Build a hash table from the smaller relation, probe it with every row from the larger relation.

Hash Join  (cost=2850.00..18450.00 rows=500000 width=200)
  Hash Cond: (t.block_height = b.height)
  ->  Seq Scan on transactions t  (cost=0.00..285432.00 rows=10000000 width=148)
  ->  Hash  (cost=1823.00..1823.00 rows=82240 width=52)
        Buckets: 131072  Batches: 1  Memory Usage: 6432kB
        ->  Seq Scan on blocks b  (cost=0.00..1823.00 rows=82240 width=52)

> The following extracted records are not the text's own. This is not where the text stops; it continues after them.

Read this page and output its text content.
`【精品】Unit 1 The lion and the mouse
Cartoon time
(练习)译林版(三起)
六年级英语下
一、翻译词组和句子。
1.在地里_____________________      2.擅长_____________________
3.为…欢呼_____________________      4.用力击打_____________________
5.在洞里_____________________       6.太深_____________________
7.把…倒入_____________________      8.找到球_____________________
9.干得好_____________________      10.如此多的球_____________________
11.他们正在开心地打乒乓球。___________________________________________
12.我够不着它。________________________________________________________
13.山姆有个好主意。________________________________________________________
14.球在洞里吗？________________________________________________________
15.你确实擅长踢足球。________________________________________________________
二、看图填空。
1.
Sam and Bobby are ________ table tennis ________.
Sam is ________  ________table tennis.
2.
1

Memory Usage: 6432kB — the hash table fits in memory (within work_mem). When it doesn't fit, Batches > 1 means the hash table is written to disk in multiple passes — significantly slower.

Hash  (cost=...)
  Buckets: 32768  Batches: 4  Memory Usage: 4096kB
-- Batches: 4 means the hash spilled to disk 4 times — increase work_mem

Hash join is efficient when:

One relation is small enough to hash in memory
The join key has high cardinality (few hash collisions)
No index is available for a nested loop

Merge Join

Both relations are sorted on the join key; the sorted streams are merged.

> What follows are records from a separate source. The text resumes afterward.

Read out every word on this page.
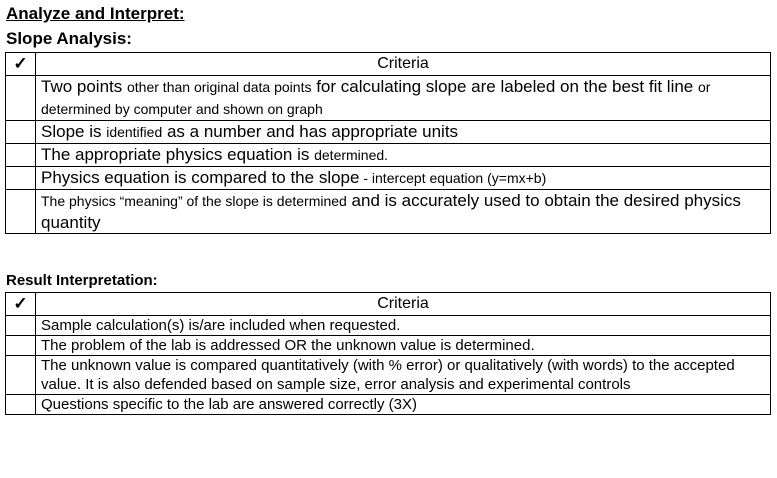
Analyze and Interpret:
Slope Analysis:
✓	Criteria
	Two points other than original data points for calculating slope are labeled on the best fit line or determined by computer and shown on graph
	Slope is identified as a number and has appropriate units
	The appropriate physics equation is determined.
	Physics equation is compared to the slope - intercept equation (y=mx+b)
	The physics “meaning” of the slope is determined and is accurately used to obtain the desired physics quantity
Result Interpretation:
✓	Criteria
	Sample calculation(s) is/are included when requested.
	The problem of the lab is addressed OR the unknown value is determined.
	The unknown value is compared quantitatively (with % error) or qualitatively (with words) to the accepted value. It is also defended based on sample size, error analysis and experimental controls
	Questions specific to the lab are answered correctly (3X)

Merge Join  (cost=0.99..125432.00 rows=500000 width=200)
  Merge Cond: (t.block_height = b.height)
  ->  Index Scan using idx_transactions_block_height on transactions t
  ->  Index Scan using idx_blocks_height on blocks b

Merge join is efficient when:

Both relations have indexes that produce sorted output (zero sort cost)
The join is on the full equality condition
Both result sets are large (hash join's memory limit is a concern)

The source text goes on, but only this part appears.